Trauma to the heart after nonpenetrating injury is well recognized. Among the recorded consequences are cardiac arrhythmias, septal damage, valve damage, coronary fistulae, coronary artery damage, ventricular aneurysm, cardiac rupture, and myocardial infarction (MI). Myocardial infarction as a complication of chest trauma has been reported in very few cases and usually is secondary to an automobile accident. In the present report, we describe a patient who developed acute ischemia manifested by posteroinferior wall MI (API-MI) secondary to a football chest trauma.
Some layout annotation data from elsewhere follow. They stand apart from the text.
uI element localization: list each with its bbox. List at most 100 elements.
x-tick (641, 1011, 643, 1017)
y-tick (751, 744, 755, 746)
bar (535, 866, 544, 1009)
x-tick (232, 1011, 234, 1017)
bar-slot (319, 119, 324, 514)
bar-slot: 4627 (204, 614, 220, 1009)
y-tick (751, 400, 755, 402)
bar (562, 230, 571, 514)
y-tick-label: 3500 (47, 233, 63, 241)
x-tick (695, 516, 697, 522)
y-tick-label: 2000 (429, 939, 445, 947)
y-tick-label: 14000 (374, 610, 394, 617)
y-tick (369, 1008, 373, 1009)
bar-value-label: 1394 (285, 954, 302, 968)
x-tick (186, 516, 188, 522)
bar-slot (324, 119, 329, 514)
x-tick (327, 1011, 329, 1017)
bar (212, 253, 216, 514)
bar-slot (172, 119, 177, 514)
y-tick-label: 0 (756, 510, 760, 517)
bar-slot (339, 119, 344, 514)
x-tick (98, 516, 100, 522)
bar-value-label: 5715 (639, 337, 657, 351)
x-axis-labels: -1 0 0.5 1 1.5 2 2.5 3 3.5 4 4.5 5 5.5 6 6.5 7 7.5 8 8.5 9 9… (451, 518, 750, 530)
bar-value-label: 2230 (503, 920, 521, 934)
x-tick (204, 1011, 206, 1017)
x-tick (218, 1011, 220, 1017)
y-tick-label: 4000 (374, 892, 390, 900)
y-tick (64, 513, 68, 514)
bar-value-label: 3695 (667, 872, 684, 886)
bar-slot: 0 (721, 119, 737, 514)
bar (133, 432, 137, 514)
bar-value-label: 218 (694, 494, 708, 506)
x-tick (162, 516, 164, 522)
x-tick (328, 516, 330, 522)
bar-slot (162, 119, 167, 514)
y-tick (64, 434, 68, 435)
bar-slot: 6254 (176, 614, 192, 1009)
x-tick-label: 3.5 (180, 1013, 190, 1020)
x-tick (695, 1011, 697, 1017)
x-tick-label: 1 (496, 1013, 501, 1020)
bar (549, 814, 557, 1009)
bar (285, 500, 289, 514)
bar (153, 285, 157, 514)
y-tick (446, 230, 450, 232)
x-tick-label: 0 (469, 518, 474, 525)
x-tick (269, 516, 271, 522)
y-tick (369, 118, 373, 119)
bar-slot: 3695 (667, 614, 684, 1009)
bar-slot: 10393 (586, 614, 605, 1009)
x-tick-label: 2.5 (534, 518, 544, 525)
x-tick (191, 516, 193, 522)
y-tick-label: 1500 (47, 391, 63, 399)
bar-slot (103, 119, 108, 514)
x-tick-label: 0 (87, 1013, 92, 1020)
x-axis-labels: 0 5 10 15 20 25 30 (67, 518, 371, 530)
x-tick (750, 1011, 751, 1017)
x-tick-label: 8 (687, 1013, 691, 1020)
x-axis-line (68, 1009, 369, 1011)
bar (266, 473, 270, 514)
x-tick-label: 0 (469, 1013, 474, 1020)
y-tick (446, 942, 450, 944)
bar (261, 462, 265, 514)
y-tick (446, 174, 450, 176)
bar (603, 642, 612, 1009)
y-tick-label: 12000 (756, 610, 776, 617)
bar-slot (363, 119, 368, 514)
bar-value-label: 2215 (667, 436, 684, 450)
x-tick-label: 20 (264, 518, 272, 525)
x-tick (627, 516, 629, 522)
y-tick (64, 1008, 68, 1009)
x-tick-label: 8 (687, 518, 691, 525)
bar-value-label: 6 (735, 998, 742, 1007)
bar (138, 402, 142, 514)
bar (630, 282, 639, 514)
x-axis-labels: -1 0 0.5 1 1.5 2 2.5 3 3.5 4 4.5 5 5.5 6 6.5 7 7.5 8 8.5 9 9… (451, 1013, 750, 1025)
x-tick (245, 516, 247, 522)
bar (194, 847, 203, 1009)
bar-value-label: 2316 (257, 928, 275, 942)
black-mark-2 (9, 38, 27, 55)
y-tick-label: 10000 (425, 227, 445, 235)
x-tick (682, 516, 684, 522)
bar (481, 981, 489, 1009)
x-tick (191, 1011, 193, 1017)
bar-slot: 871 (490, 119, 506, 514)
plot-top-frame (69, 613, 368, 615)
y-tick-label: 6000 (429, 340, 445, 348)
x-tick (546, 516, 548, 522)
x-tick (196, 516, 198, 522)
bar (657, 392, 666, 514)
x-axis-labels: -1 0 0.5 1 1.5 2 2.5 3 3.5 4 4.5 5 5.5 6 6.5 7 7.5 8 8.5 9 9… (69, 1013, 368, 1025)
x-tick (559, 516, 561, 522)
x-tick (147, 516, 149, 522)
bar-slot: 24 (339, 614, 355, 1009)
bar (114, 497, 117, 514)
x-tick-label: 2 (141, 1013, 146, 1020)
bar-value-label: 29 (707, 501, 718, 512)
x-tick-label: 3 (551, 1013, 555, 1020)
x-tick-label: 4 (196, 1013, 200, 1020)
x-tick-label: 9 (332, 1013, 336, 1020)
A 33-year -old white sportsman without any previous history of heart disease, was admitted to the coronary care unit because of severe chest pain after straight anterior wall chest trauma by a football. At the same time, the patient complained of dyspnea, nausea, and vomiting. His physical examination on arrival revealed blood pressure of 140/80 mm Hg, regular pulse rate of 68 beats per minute, and respiration at the rate of 22 per minute. Carotid and jugular venous pulsations were normal. Examination of the chest wall showed no sign of injury. Auscultation of the lungs was normal. The first and second heart sounds were normal, and an apical S4 gallop was present No murmur or rub were heard. Examination of the abdomen and extremities was normal. The electrocardiogram (ECG) on admission showed an API-MI (Fig 1), chest x-ray film was normal. Creatine kinase (CK) value was 1,077 U (normal 0-50 U) with a CK-MB fraction of 19.6 percent (normal, less than 5 percent). Echocardiogram revealed an area of hypokinesia on the inferior wall and interventricular septum; the right ventricle was normal. Myocardial scintigraphy with technetium 99m pyrophosphate was performed on the third hospital day and was compatible with necrosis of the inferior wall, inferior third of the interventricular septum, and the right ventricle (Fig 2). On the 12th hospital day, the submaximal stress test with thallium-201 was positive for the inferior wall. The left ventriculogram showed an area of akinesia on the posteroinferior wall, and the coronary angiography revealed total obstruction of the proximal right coronary artery (Fig 3). The patient had an uneventful hospitalization, and three weeks after admission, he was discharged asymptomatic and without medication. More information about medications and diseases you may on Canadian Neighbor Pharmacy twitter official group.
Nonpenetrating chest traumas producing different cardiac complications have been reported frequently. However among these complications, MI has been documented in only a few cases and usually secondary to automobile accidents. The anatomic position of the coronary circulation facilitates that the anterior descending coronary artery is the coronary vessel most frequently affected in this type of chest trauma. On reviewing the literature, we found only two cases of AMI secondary to football chest trauma. Both cases showed anterior wall MI. We, therefore, wish to add a new case with this complication, in whom an acute inferior wall MI developed.
The mechanism by which nonpenetrating chest trauma may be complicated with an AMI is not defined yet; however, the factors capable of producing an AMI in this setting are mainly coronary thrombosis and/or spasm of a normal coronary artery. The coronary angiography performed in our patient three weeks after the event revealed a complete obstruction of the main right coronary artery, which we really think was secondary to the chest trauma and not due to previous heart disease, mainly because of the patients youth.
We believe that all patients with chest trauma should have the following: complete physical examination, resting ECG, chest x-ray film, echocardiogram, and CK-MB. In finding abnormalities such as rupture of any heart structure or MI, we consider it necessary to perform angiographic study.
Figure 1. Twelve-lead ECG showing sinus rhythm with posteroinferior wall myocardial infarction.
Figure 2. Myocardial scintigraphy with technetium 99m pyrophosphate reveals necrosis of the inferior wall (IW), inferior third of the interventricular septum (S), and right ventricle (RV).
Figure 3. (a) Coronary angiogram of the left coronary artery from a right anterior oblique view, showing normal cincumflex, marginal and anterior descending arteries, (b) Coronary angiogram of the right coronary artery from the same view, revealing complete proximal obstruction.